Happy Friday! The following is the content that the Initial Access Intelligence team delivered over the last week.
We added coverage for Fortinet CVE-2025-25257, a pre-auth SQL injection in the FortiWeb management interface. Our exploit achieves RCE with a pure-Python SSL reverse shell. Using the queries we've provided, the team noted few targets online, with results numbering only in the hundreds. This is in line with prior research and continues to confirm the low exposure of the FortiWeb management interface. Nonetheless, we added this vulnerability to VulnCheck KEV on July 11, 2025, citing Shadowserver for the reported exploitation.
Along with an exploit, we are providing packet captures, Suricata and Snort rules, and the aforementioned queries for visible targets and exploitation in the wild.
The team added coverage for the second Apache Camel header injection RCE variant, otherwise known as CVE-2025-29891. While the initial CVE, CVE-2025-27636, required exploiting the vulnerability through request headers, CVE-2025-29891 is exploited by supplying the payload through request parameters. This variant has been reported as exploited in the wild.
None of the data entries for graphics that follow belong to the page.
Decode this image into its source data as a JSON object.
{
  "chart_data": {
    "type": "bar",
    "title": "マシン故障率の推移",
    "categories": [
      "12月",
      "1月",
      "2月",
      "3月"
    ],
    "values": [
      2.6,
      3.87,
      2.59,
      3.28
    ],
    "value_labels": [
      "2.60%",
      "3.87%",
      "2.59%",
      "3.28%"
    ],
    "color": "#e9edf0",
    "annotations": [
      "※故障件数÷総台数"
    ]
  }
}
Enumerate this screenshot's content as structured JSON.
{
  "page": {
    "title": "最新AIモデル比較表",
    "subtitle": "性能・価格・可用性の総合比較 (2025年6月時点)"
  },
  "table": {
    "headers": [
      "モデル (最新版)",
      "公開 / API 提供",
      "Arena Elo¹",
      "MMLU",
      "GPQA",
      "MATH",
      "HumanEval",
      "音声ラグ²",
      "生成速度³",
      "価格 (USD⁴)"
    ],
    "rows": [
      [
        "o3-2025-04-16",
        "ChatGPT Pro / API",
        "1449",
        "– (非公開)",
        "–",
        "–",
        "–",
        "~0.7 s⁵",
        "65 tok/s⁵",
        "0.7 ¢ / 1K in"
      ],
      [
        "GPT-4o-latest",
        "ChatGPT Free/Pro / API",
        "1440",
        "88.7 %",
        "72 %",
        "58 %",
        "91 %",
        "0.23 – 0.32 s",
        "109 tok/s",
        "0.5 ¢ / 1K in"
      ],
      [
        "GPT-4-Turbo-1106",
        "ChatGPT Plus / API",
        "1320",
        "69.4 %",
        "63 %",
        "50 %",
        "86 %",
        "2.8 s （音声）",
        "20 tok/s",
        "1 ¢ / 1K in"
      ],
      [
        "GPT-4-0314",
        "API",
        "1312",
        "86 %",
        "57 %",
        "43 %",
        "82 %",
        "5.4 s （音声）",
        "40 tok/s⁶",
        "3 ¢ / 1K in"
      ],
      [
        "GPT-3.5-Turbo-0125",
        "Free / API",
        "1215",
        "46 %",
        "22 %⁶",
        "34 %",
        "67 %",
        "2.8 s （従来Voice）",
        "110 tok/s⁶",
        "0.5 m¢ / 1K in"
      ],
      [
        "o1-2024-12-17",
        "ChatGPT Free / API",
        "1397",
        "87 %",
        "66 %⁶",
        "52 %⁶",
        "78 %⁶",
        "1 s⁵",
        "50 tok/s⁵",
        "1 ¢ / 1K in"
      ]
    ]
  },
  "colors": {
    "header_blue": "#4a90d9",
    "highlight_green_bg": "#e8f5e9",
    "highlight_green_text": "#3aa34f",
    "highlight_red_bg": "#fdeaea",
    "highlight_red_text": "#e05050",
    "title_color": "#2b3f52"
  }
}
Included along with this exploit are Snort and Suricata rules, pcaps, and a vulnerable Docker target for testing.
The team added network signatures, search queries, and a pcap for an unauthenticated SSRF vulnerability affecting various versions of SugarCRM. Through the /css/preview
API call, Leaner Style Sheets (Less) code can be injected, permitting file reads via the use of an @import
statement. Though no exploit attempts have been detected in the wild for this one, attackers have shown interest in SugarCRM as a target in the past.
This week, an exploit for an authenticated command injection vulnerability affecting Kubernetes Windows nodes was added. Vulnerable versions of Windows nodes with the NodeLogQuery
feature enabled permit querying service logs with a regex through the pattern
parameter. The contents of this parameter get passed to a PowerShell command, enabling RCE.
We have not seen any evidence of exploitation attempts so far, but this could change given the number of potential targets found online. Provided alongside the exploit are Suricata and Snort rules, a Sigma rule, pcaps, and search queries.
Continuing to flex go-exploit's dotnet deserialization payload library, the team added coverage for CVE-2021-42321 affecting Microsoft Exchange Server. This vulnerability has been associated with FIN7 (aka Carbon Spider) and multiple ransomware groups, including Hive and Black Basta.
The team developed an exploit, network rules, and search queries.
Again, flexing go-exploit's dotnet prowess, the team added coverage for CVE-2022-23277 affecting Microsoft Exchange. This vulnerability has no public information regarding exploitation in the wild, but it has a whopping EPSS percentile of 0.98702. Additionally, we observe that this vulnerability is very similar to CVE-2021-42321 (just a more complex deserialization payload), so that EPSS percentile is likely well founded.
The team developed an exploit, network rules, and search queries.
The team added a Linuxsys cryptominer PCAP and network rules in the c2/
subdirectory. These artifacts are related to our recent publication The Linuxsys Cryptominer.